In total, the ICIJ probe of Mossack Fonseca’s files identified relationships with 58 relatives and friends of prime ministers, presidents or kings. The files show that Azerbaijan’s president, Ilham Aliyev, used companies and funds in Panama to hold onto gold mine stocks and London real estate. The offspring of Pakistani Prime Minister Nawaz Sharif own real estate in London via companies established by Mossack Fonseca.

Mossack Fonseca created companies in tax shelters for the families of at least eight permanent members of the Politburo, China’s supreme ruling body. One of them is President Xi Jinping’s son-in-law, who established two companies in the British Virgin Islands in 2009. 

Representatives of the leaders of Azerbaijan, Pakistan and China did not respond to requests for comment.

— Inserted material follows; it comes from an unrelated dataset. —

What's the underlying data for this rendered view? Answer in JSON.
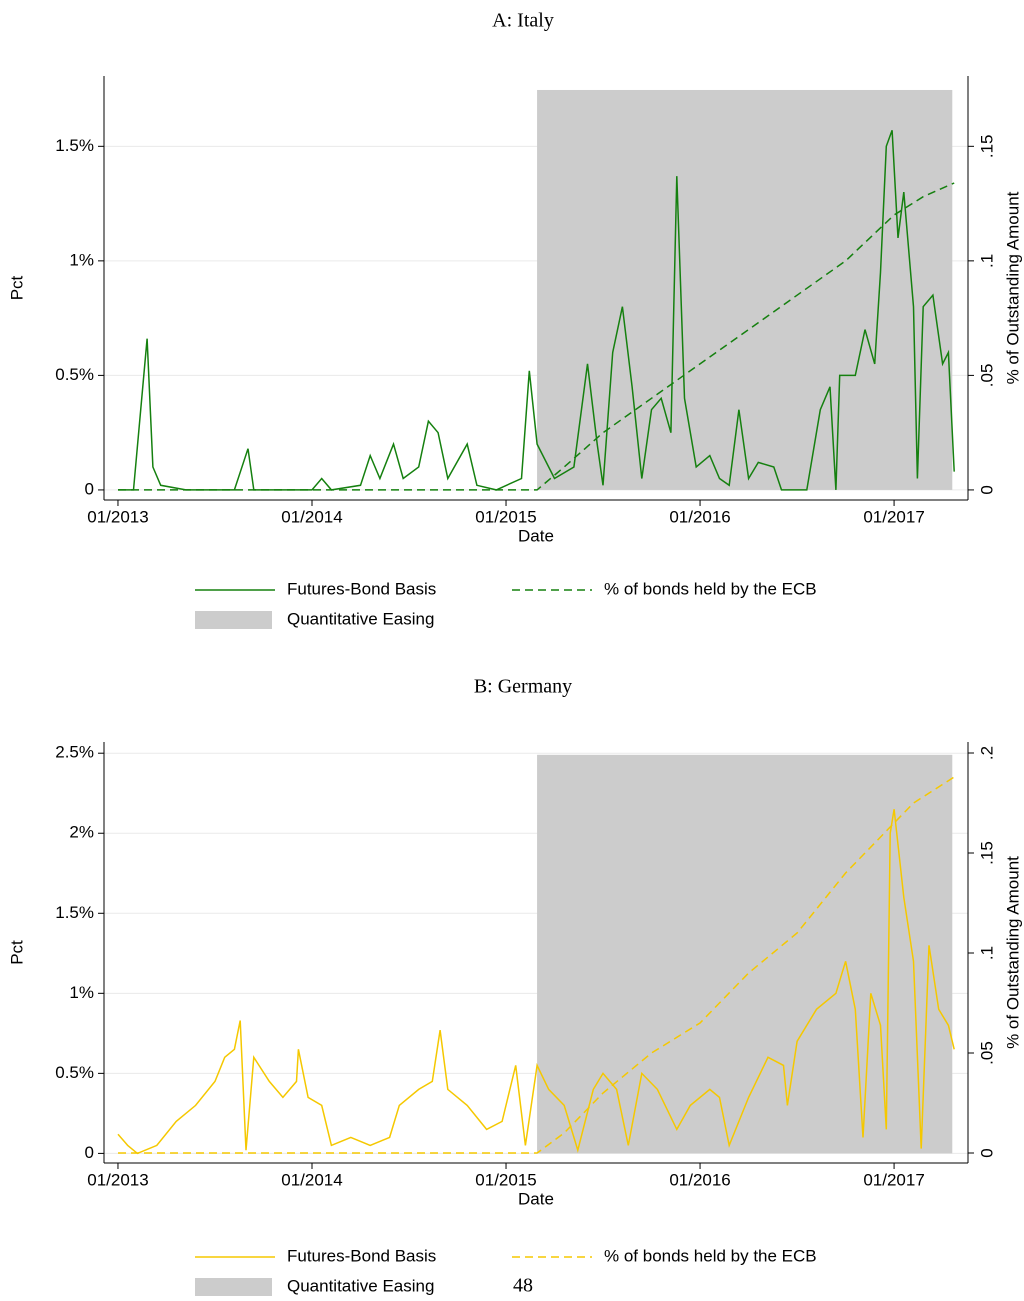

The list of leaders who used the services of Mossack Fonseca to set up companies in tax shelters includes the current president of Argentina, Mauricio Macri, who was director and vice president of a company in the Bahamas managed by Mossak Fonseca while he served as mayor of Buenos Aires.

Macri’s spokesman said that the president never personally held any stock in the company, which was part of his family’s businesses.

The documents show that during the bloodiest period after Russia invaded Ukraine’s Donbass region in 2014, representatives of Ukrainian President Petro Poroshenko, made feverish efforts to find a copy of a domestic services account to complete the paperwork for the establishment of a holding company in the British Virgin Islands.

A spokesman for Poroshenko said that the company’s establishment has nothing to do “with military or political events in Ukraine.”

Poroshenko’s financial advisers said the president didn’t include the BVI company in his 2014 financial report because the holding company and two sister companies set up in Cyprus and the Netherlands do not have any assets. According to the advisers, these companies were part of a reorganization carried out with the aim of helping to sell Poroshenko’s confectionary businesses.

When Sigmundur Davio Gunnlaugsson was elected in 2013 as Iceland’s prime minister, he hid a secret that could have badly hurt his political career: At the time he was elected to parliament in 2009, he and his wife were the owners of a company registered in the British Virgin Islands. In the months afterwards he sold his stock in the company to his wife for the price of $1.

The company held bonds originally worth millions of dollars in the three large banks of Iceland, which collapsed in the world financial crisis of 2008. The event made him one of banks’ debtors when they declared bankruptcy.

Last year, Gunnlaugsson’s government negotiated with the debtors without exposing that his family also had a financial interest in the result.

Gunnlaugsson has denied in recent days that his family’s financial interests influenced his positions. The leaked files do not make clear whether Gunnlaugson’s political positions influenced the value of the bonds that the company held for better or for worse.

In an interview with Reykjavik Media, ICIJ’s media partner in Iceland, Gunnlaugsson denied hiding any assets. When the name of the company linked to him — Wintris Inc. — was mentioned, the prime minister said, “I am beginning to feel a little strange about these questions because it appears to me you are accusing me of something.” He immediately ended the interview.

Four days later, his wife published a post on Facebook confirming that the company was hers and not his and that she had paid all its taxes.

Some members of the Icelandic Parliament have questioned why Gunnlaugsson never mentioned the company registered in the tax shelter. One has even called on him and his government to resign.